Comic & Illustration
Graphic Novels, Mangas, Comics – hier dreht sich alles um die Welt der illustrierten Geschichten.
3 Lesetipps

Duell in den Bergen
Jean-Marc Rochette: Der Wolf
Knesebeck, 102 Seiten, 22,- €
Jean-Marc Rochette: Der Wolf
Knesebeck, 102 Seiten, 22,- €
Er oder ich? Mensch oder Tier? In einem einsamen Alpental erschießt der Schäfer Gaspard eine Wölfin, ihren Welpen lässt er jedoch am Leben. Aber auch Gaspard muss Beute machen, um in der wilden Bergwelt zu überleben. Der junge Wolf wird groß und stark – und nimmt dem Schäfer alles, was er hat. Gaspard sucht nach Rache und gerät in Lebensgefahr. Jean-Marie Rochettes packende Graphic Novel „Der Wolf“ erzählt vom ewigen Kampf des Menschen mit der Natur. Der französische Comicautor und Zeichner fesselt mit kraftvollem Strich, einer klugen, konzentrierten Story und der Erkenntnis, dass die Natur unser aller Lebensgrundlage ist. (ds)

„Irmina“ – ein Frauenleben im „Dritten Reich“
Barbara Yelin: Irmina
Reprodukt, 288 Seiten, 14,90 €
Barbara Yelin: Irmina
Reprodukt, 288 Seiten, 14,90 €
Graphic Novel bieten Platz für große Geschichten. Dies beweist Barbara Yelin mit ihrem Buch „Irmina“, den sie selbst „Comicroman“ nennt.
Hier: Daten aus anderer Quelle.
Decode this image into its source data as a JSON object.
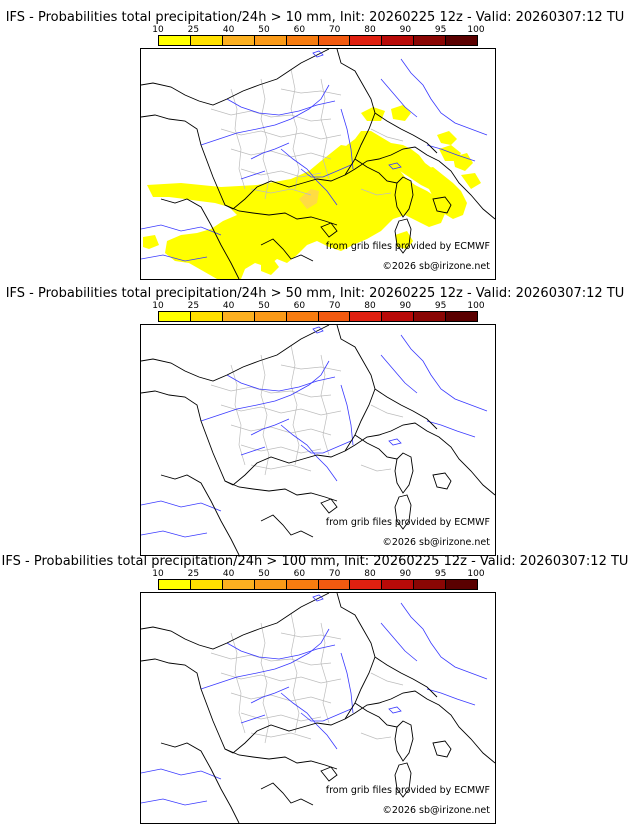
{
  "colorbar": {
    "ticks": [
      "10",
      "25",
      "40",
      "50",
      "60",
      "70",
      "80",
      "90",
      "95",
      "100"
    ],
    "colors": [
      "#ffff00",
      "#ffe000",
      "#fcb020",
      "#fa9a18",
      "#f77c10",
      "#f25a10",
      "#e02010",
      "#b80a08",
      "#8a0604",
      "#5a0000"
    ]
  },
  "panels": [
    {
      "title": "IFS - Probabilities total precipitation/24h > 10 mm, Init: 20260225 12z - Valid: 20260307:12 TU",
      "credit_source": "from grib files provided by ECMWF",
      "credit_copyright": "©2026 sb@irizone.net",
      "has_precip": true
    },
    {
      "title": "IFS - Probabilities total precipitation/24h > 50 mm, Init: 20260225 12z - Valid: 20260307:12 TU",
      "credit_source": "from grib files provided by ECMWF",
      "credit_copyright": "©2026 sb@irizone.net",
      "has_precip": false
    },
    {
      "title": "IFS - Probabilities total precipitation/24h > 100 mm, Init: 20260225 12z - Valid: 20260307:12 TU",
      "credit_source": "from grib files provided by ECMWF",
      "credit_copyright": "©2026 sb@irizone.net",
      "has_precip": false
    }
  ]
}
Sie erzählt die Geschichte ihrer Großmutter Irmina, die in den 1930er Jahren nach London geht und dort ihren dunkelhäutigen Freund vor rassistischen Anfeindungen in Schutz nimmt. Geldnöte treiben sie nach Deutschland zurück. Sie heiratet einen NS-Mann, wird selbst zur Mitläuferin, die vor den Verbrechen der Nazis mehr und mehr die Augen verschließt. „Irmina“ ist ein mitreißendes, grandios gezeichnetes Meisterwerk, das vom Alltag und vom Opportunismus im „Dritten Reich“ handelt. (ds)

Die Monster in mir
Emil Ferris: Am liebsten mag ich Monster
Übersetzt von Torsten Hempelt. Panini, 420 Seiten, 39,- €, ab 14 Jahre
Emil Ferris: Am liebsten mag ich Monster
Übersetzt von Torsten Hempelt. Panini, 420 Seiten, 39,- €, ab 14 Jahre
Die kleine Karen zeichnet Monster und Vampire in ihr Spiralblock-Tagebuch und hält als Werwolf-Mädchen ihr Leben im Elendsviertel von Chicago der 1960er Jahre fest. Als ihre jüdische Nachbarin erschossen aufgefunden wird, spürt die Zehnjährige dem Fall nach, der sie jäh mit Gräueln des Holocaust konfrontiert. Mit ihrem grandiosen Debüt – kürzlich ausgezeichnet mit dem Max und Moritz-Preis „Bester internationaler Comic“ – hat Emil Ferris ein Gesamtkunstwerk geschaffen, das Familiendrama, Zeitgeschichte, Mystery, Coming of Age, Kunst und Comic mühelos vereint und die Graphic Novel in ganz neue künstlerisch-literarische Sphären führt. (ana)
Im Fokus: Comics für Kinder
Lesespaß und jede Menge Abenteuer
Kurze Dialoge, knappe Texte, Bilder, die das Verständnis der Inhalte leicht machen: Comics vermitteln Lektürevergnügen – gerade bei Leseanfängern. Aber auch geübtere Kinder schätzen die Bildgeschichten.
Eine junge Serie aus dem Reprodukt Verlag ist die „Hundebande“. Das Abenteuer „Die Hundebande in Paris“ führt die Vierbeiner in die Seine-Metropole, wo sich das Rudel immer wieder verirrt und dabei an vielen Sehenswürdigkeiten vorbeikommt. Funktioniert als unterhaltsamer, lustiger Comic genauso wie als Reiseführer für Kinder.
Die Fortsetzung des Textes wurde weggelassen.